Fast-forward two years on the same machine. Bubba calls me saying the servos won't run and can I come "hook up to the PLC and tell me what's wrong?" I walk down to the machine and Bubba is probing away with a multimeter. I ask how he can even start to work on the machine without a set of prints. Bubba stalks off and returns with a partial set of oiley, greasy drawings. I find the servo drive and the enable circuit. Tell him to check the voltage on the enable pin. Sure enough, nothing there. He says, well, I'll just jumper it on. I tell him all the limit switches, etc. are there for a reason and he better not jumper them out. He ends up finding a metal shaving jammed in one of the over-travel limits switches.
 
Once (long time ago) was at a customer site, and the technical guy (at age, learned his skills at sea, 'in the old days we etc. etc') was complaining up and down, left and right about our machine.

I had to have a hole drilled in the cover, and since I didn't have a drill with me I asked him for assistance.
Off course he helped me out, and a minute later I found him complaining cursing and swearing about the drill being blunt.
What I actually could see very clearly, was that the drill was rotating in the false direction.
I let him sweat for a while.

Greetz
 
As a field installation tech, I see LOTS of things like this. The best ever was when the operators had shut the conveyor systems air off to hand push units, because the main line was full. At 6am the plant engineer calls me in because he has been there for an hour and one drive section wasn't running. The 3phase motor lockout switch (at the motor) was off. I turned it on and told him that his "electron interrupt was set to O-F-F, just set it to O-N" he then asked me what O-N was... it was all I could do not to laugh
 
It wasn't me , I swear !!!

I wonder - Sometimes you tinker with it and then get blamed for breaking it by tinkering with it.
Other times you dont tinker because you werent sure and catch the same tail chewing.
Good thing it is all on company time.

Dan Bentler

On certain production lines ( and certain operator) I can just walk past a machine with a PC and next time the machine stops ....Its my fault because I was there!!!
 
typical call

Problem happens at about 8 or 9 in the morning.But only after I left the factory ( still in car going home or just got into bath )do they ( multiple bubba's) call me .Problem : Motor not working Solution changed fuse , not working ,then changed ... motor , starter ,cable(s) ,luckely before they decide to change something on the PLC they call me.
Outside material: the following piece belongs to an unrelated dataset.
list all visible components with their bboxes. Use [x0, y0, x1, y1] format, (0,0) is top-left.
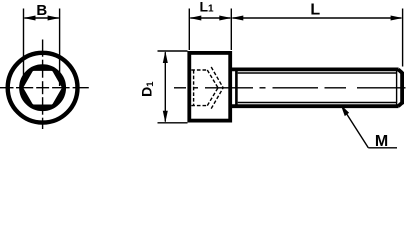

Then I start to ask the stupid kind of question like did you press start ? , is the control voltage ok ? ... That should fix it .With modern tools like PC's and VPN , scada with loggin etc where you can connect from home it even more damaging because you can tell Bubba what he's been up to .

Problem is : The plant has been idle for best part of the day ,I fix it in 10 seconds ... Bubba's are bound to do damage control and start lying,cheating and even do some real damage to plant.

In a previous live , a co-worker accused me from sabotage because my software worked and his didn't.
The Manager called me in and said to me : I know you did not do it but if your co-worker can prove it ... your out ... and no he couldn't prove it.He got moved to another department.
 
Bubba Rings my colleague and says he cannot get a pressure test to pass. My colleague says the problem is whatever is causing the hissing noise of leaking air He can hear in the background.
 
On certain production lines ( and certain operator) I can just walk past a machine with a PC and next time the machine stops ....Its my fault because I was there!!!

That has happened to me, people always says it's your fault it stop because you were doing something with the machine. The tend to forget that is because of us that does machines work the way they should.